UBA Plc, Nigeria’s fourth-largest bank, will inject $50 million into its Kenyan unit in the first half of 2011 to fund a possible acquisition and open more branches, UBA Kenya Bank Ltd. Managing Director Manz Denga said.
The funds will help cushion the lender against operating losses that resulted from setting up operations in East Africa’s biggest economy, Denga said in an interview on Dec. 1 in Nairobi, the Kenyan capital. He didn’t elaborate on the bank’s acquisition plans. The loss totaled 92 million shillings ($1.1 million) in the nine months through September, he said.
UBA became the second West African bank to invest in Kenya in October 2009, after Ecobank Transnational Inc., the Togolese lender that operates in 29 African countries, bought East Africa Building Society Bank in June 2008.
“In our first year of operation, we have recorded losses due to the huge capital expenditure outlay in setting up operations, but with the new capital we will stabilize our performance and start recording profits,” Denga said.

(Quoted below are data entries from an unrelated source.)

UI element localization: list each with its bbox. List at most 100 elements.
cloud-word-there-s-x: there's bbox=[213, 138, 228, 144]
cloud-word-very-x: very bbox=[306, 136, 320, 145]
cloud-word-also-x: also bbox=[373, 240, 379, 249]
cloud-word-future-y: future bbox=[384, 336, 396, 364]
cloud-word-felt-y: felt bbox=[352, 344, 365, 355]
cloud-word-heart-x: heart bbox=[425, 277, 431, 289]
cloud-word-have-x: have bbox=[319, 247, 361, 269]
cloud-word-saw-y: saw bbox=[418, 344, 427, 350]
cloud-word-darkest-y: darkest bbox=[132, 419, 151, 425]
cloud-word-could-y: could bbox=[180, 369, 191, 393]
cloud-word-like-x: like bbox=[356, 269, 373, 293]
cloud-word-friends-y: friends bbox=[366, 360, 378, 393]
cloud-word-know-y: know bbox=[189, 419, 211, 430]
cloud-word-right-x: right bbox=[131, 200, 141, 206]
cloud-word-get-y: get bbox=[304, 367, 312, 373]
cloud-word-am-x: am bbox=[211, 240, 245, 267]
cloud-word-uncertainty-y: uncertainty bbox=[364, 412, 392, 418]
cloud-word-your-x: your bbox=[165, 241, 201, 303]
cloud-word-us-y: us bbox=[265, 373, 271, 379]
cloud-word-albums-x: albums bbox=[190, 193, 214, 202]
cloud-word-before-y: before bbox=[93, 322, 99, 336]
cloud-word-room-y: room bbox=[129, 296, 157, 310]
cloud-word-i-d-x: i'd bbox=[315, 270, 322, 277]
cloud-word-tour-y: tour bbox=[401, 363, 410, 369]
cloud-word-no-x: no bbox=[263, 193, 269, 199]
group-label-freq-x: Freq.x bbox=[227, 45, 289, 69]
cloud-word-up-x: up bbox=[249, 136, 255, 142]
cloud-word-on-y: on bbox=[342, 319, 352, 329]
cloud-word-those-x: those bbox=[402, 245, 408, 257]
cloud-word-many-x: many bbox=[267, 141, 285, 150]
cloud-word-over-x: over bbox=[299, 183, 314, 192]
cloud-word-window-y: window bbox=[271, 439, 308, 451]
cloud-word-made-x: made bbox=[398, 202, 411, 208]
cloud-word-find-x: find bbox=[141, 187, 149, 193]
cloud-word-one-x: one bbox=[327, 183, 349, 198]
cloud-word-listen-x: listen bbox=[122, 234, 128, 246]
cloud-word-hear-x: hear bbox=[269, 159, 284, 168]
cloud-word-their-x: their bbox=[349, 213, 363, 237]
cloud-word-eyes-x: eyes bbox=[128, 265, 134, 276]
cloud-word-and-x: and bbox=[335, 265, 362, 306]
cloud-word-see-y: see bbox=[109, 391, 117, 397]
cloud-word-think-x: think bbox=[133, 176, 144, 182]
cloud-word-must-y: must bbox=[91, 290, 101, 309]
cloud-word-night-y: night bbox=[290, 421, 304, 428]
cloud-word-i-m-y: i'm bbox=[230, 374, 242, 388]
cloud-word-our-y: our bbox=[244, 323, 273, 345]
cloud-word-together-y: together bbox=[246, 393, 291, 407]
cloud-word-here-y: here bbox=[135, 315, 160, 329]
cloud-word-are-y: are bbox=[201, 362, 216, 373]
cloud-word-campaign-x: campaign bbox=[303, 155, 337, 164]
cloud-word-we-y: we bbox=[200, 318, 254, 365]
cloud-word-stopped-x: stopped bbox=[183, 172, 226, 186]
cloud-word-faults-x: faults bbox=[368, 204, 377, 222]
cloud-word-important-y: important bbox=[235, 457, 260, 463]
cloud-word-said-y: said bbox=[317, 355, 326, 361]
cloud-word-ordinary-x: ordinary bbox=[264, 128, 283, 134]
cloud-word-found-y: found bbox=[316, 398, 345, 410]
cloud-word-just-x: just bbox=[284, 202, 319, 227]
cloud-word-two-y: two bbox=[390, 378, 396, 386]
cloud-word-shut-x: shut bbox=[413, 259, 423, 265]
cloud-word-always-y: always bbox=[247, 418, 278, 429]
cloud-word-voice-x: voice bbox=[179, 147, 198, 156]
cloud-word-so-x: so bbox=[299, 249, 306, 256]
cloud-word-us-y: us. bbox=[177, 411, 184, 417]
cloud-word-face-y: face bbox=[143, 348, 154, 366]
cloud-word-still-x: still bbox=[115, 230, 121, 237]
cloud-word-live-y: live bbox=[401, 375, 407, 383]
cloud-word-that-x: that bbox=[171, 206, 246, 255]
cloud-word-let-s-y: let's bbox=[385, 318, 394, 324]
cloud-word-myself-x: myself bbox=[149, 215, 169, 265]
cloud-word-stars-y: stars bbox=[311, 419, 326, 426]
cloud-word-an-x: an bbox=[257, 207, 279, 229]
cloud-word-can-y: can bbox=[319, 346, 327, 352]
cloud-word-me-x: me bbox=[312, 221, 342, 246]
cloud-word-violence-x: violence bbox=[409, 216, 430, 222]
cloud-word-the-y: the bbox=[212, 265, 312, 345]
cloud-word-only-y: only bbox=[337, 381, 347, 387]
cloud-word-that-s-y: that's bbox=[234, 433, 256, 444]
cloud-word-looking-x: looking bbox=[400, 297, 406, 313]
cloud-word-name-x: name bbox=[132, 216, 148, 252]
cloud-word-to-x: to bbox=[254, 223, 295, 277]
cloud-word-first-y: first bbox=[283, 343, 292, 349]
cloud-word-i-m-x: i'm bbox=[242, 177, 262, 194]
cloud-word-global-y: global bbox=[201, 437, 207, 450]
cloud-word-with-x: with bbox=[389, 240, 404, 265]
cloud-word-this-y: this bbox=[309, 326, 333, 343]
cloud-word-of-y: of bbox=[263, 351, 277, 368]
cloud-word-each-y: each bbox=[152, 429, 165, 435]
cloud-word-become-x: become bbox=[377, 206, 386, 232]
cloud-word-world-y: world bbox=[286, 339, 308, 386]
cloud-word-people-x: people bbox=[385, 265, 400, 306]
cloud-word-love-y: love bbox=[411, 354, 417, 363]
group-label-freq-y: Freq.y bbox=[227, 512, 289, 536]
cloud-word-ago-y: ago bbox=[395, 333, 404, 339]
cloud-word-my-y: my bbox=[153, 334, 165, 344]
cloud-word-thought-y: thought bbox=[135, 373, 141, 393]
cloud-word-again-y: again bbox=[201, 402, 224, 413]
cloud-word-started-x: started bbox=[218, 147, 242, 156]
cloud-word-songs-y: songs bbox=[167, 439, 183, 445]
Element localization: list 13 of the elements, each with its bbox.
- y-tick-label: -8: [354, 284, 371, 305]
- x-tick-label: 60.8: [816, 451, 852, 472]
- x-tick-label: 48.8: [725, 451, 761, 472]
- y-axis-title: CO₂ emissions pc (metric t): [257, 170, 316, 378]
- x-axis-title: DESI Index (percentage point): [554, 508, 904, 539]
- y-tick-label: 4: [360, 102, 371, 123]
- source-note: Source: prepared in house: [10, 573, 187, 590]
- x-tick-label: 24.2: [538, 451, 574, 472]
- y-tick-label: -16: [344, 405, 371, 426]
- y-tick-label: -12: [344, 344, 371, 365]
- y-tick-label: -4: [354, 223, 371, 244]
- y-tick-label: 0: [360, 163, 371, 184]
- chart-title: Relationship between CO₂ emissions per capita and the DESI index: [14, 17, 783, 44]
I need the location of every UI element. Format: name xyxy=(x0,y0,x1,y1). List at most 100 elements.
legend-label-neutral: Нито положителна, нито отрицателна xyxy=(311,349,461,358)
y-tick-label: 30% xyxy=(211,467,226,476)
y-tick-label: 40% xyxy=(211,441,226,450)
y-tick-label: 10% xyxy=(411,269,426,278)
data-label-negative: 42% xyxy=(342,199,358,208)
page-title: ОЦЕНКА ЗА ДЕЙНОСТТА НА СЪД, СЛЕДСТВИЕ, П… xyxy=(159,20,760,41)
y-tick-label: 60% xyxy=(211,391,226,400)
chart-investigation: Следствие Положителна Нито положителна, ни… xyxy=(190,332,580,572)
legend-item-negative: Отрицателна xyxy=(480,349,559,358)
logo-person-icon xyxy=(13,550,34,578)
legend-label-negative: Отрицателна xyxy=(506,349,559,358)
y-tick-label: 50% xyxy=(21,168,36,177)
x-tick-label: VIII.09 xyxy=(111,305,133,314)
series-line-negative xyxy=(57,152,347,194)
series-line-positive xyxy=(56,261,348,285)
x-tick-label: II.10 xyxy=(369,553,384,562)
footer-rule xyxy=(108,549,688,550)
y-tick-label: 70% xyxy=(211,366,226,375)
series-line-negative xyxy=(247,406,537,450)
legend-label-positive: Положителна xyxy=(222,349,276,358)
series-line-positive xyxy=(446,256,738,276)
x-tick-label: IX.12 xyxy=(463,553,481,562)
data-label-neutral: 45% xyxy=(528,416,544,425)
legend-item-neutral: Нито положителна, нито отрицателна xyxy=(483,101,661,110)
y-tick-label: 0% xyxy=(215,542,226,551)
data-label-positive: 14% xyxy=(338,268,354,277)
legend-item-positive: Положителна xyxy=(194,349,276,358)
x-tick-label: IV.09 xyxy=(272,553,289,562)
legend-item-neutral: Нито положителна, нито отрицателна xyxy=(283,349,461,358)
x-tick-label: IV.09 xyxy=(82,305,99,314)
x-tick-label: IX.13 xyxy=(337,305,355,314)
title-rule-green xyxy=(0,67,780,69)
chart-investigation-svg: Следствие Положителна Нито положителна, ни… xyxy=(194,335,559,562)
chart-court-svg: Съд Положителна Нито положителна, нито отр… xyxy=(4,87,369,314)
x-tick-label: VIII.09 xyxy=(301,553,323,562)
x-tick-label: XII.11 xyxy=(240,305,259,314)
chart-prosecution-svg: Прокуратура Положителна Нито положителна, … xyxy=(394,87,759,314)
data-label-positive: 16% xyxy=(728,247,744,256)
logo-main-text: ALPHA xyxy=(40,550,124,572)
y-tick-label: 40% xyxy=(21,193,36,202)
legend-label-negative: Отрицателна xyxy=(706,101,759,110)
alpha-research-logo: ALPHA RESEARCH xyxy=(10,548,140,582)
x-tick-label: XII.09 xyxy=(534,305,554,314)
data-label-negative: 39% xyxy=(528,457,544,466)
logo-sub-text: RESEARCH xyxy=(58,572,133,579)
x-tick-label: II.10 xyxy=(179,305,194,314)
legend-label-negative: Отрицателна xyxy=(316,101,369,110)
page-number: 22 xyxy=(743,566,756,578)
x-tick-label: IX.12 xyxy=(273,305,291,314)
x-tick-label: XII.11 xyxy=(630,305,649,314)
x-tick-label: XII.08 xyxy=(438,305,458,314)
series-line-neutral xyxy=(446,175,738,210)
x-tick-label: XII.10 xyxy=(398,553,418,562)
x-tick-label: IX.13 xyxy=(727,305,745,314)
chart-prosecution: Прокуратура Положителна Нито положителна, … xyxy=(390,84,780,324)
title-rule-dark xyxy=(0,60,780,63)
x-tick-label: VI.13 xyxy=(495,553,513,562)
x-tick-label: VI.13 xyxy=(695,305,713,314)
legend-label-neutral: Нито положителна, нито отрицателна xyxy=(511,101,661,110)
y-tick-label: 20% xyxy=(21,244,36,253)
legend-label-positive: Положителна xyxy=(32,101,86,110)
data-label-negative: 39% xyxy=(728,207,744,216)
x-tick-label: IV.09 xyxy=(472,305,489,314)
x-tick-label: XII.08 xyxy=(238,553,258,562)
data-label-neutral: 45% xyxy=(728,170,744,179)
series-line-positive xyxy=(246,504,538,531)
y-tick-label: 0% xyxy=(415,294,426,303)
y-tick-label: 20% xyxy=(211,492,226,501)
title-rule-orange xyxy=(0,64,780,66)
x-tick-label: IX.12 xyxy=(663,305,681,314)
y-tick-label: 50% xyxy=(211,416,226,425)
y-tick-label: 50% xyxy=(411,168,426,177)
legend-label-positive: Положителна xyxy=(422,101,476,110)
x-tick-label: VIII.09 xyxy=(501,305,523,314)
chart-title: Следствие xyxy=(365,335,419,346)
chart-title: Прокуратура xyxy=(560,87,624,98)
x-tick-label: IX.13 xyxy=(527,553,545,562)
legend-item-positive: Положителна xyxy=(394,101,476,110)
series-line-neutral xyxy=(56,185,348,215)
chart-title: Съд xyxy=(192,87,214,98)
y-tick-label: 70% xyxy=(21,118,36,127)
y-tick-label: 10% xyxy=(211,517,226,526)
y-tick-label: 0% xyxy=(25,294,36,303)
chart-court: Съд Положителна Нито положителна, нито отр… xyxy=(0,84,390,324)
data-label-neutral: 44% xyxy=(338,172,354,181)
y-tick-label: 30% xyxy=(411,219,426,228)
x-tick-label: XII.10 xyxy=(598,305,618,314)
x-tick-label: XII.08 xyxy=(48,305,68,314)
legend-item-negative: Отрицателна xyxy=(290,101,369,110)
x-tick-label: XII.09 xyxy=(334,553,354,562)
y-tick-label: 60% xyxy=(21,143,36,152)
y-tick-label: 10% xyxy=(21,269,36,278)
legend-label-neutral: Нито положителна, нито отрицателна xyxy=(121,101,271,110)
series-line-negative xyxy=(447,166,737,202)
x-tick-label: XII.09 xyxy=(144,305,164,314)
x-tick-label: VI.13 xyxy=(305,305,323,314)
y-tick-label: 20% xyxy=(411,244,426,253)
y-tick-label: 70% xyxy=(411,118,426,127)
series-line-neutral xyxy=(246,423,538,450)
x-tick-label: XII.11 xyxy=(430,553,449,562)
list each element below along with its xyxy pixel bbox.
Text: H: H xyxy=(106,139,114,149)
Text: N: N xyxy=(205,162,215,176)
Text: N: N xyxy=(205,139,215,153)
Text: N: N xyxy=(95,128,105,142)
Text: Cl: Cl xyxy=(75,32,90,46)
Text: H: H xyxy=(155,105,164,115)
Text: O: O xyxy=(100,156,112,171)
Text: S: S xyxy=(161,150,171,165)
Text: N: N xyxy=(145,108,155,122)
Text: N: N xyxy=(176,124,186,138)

Lenders in Kenya have posted higher profit this year amid accelerating economic growth after the central bank slashed interest rates to a record low to boost credit extension to businesses and households. Lenders’ assets grew 25 percent to 1.6 trillion shillings in the 12 months through August, as deposits increased by 22 percent to 1.2 trillion shillings, according to the Central Bank of Kenya. Kenya has 43 commercial banks, it said last month.
UBA, based in Lagos, currently has three branches in Kenya and will open three more by February 2011. The lender has offices in 16 African countries.
The bank plans to offer insurance products in Kenya through UBA Metropolitan, a partnership with MMI Holdings Ltd., the South African insurer formerly known as Metropolitan Holdings Ltd. It also has long-term mortgage facilities aimed at enhancing home ownership in the country, Denga said.
Other services in the pipeline include credit cards and asset-financing facilities, he said, without elaborating.
UBA’s shares have risen 1 percent so far this year, underperforming a 19 percent advance in the Nigerian Stock Exchange’s benchmark All-Share Index over the same period.